Il padre di Kikuji aveva rinnegato la signora Chikako, preferendole come relazione più duratura la signora Ota. Quest’ultima seduce e si lascia sedurre dal giovane, giacendo con lui in una locanda quella sera stessa e andando a rivoluzionare i sentimenti e i piani di qualcun altro. Perchè Kikuji rimarrà con il ricordo di quell’amplesso, legandosi ad un ricordo di un piacere vergognoso e disonorevole. Inoltre la signora Chikako si intromette per portare avanti il suo piano matrimoniale e spingere il giovane verso Yukiko, cercando di allontanare la signora Ota e la di lei figlia.
Un intreccio molto basilare, in un romanzo calmo, dove manca molta azione, le passioni sono trattenute, dove aleggia la poesia. Kikuji sembra adagiarsi e vedere passare gli eventi, quasi non reagendo agli intrighi e ai malesseri provocatigli, in una spirale di ricordi, piacere, colpa e lutto.
La cerimonia del tè al centro di tutto: una tradizione millenaria, organizzata in appositi padiglioni posti accanto alle ville, organizzate e seguite da donne, giovani e meno giovani, con grande precisione, grazia e maestria.

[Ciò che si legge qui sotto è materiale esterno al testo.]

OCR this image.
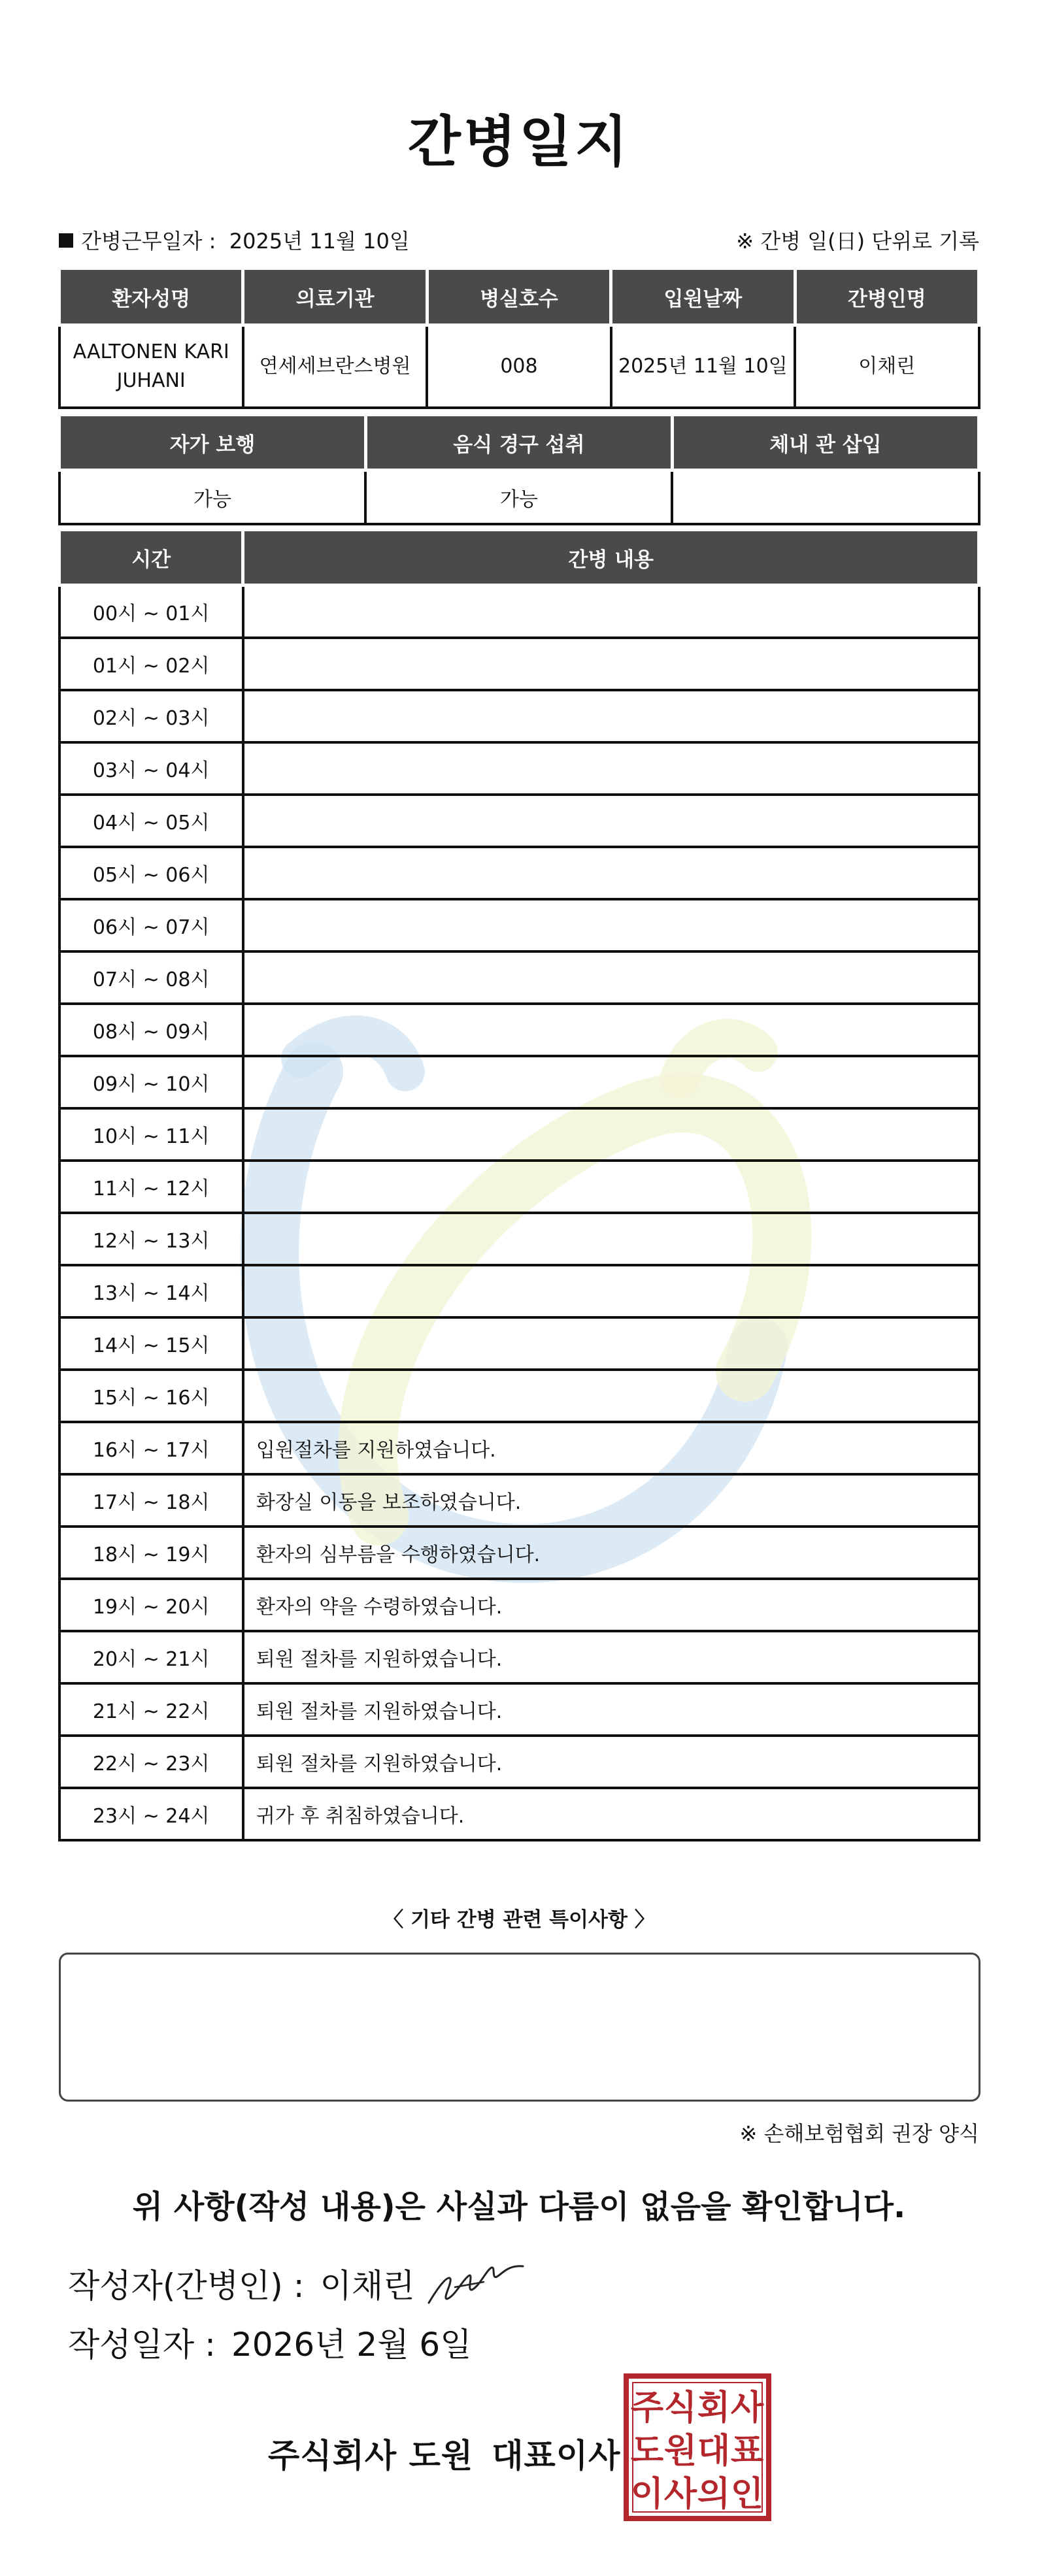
간병일지
간병근무일자 : 2025년 11월 10일	※ 간병 일(日) 단위로 기록
환자성명	의료기관	병실호수	입원날짜	간병인명
AALTONEN KARI JUHANI	연세세브란스병원	008	2025년 11월 10일	이채린
자가 보행	음식 경구 섭취	체내 관 삽입
가능	가능	
시간	간병 내용
00시 ~ 01시	
01시 ~ 02시	
02시 ~ 03시	
03시 ~ 04시	
04시 ~ 05시	
05시 ~ 06시	
06시 ~ 07시	
07시 ~ 08시	
08시 ~ 09시	
09시 ~ 10시	
10시 ~ 11시	
11시 ~ 12시	
12시 ~ 13시	
13시 ~ 14시	
14시 ~ 15시	
15시 ~ 16시	
16시 ~ 17시	입원절차를 지원하였습니다.
17시 ~ 18시	화장실 이동을 보조하였습니다.
18시 ~ 19시	환자의 심부름을 수행하였습니다.
19시 ~ 20시	환자의 약을 수령하였습니다.
20시 ~ 21시	퇴원 절차를 지원하였습니다.
21시 ~ 22시	퇴원 절차를 지원하였습니다.
22시 ~ 23시	퇴원 절차를 지원하였습니다.
23시 ~ 24시	귀가 후 취침하였습니다.
〈 기타 간병 관련 특이사항 〉
※ 손해보험협회 권장 양식
위 사항(작성 내용)은 사실과 다름이 없음을 확인합니다.
작성자(간병인) : 이채린
작성일자 : 2026년 2월 6일
주식회사 도원 대표이사
주 식 회 사
도 원 대 표
이 사 의 인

Vengono utilizzate tazze centenarie dalle molteplici ceramiche per la bevanda ed è interessante conoscerne l’origine grazie alle note presenti a piè pagina.
Questo è il secondo romanzo che leggo di Yasunari Kawabata, il primo è stato Il paese delle nevi (che era stato pubblicato nel 1937): Mille gru, uscito 15 anni dopo, lega quello stesso silenzio alla poesia, al calore delle atmosfere, creando un clima di sospensione in cui è facile per il lettore avvicinarsi ai personaggi e guardarli come dall’alto, percependone i pensieri e i sentimenti.
Onore, erotismo, lutto, vergogna e colpa sono tematiche sempre presenti nella letteratura giapponese, qui si legano senza andare a pesare l’una sull’altra, in un buon intreccio che impiegherà giusto qualche ora per essere letto.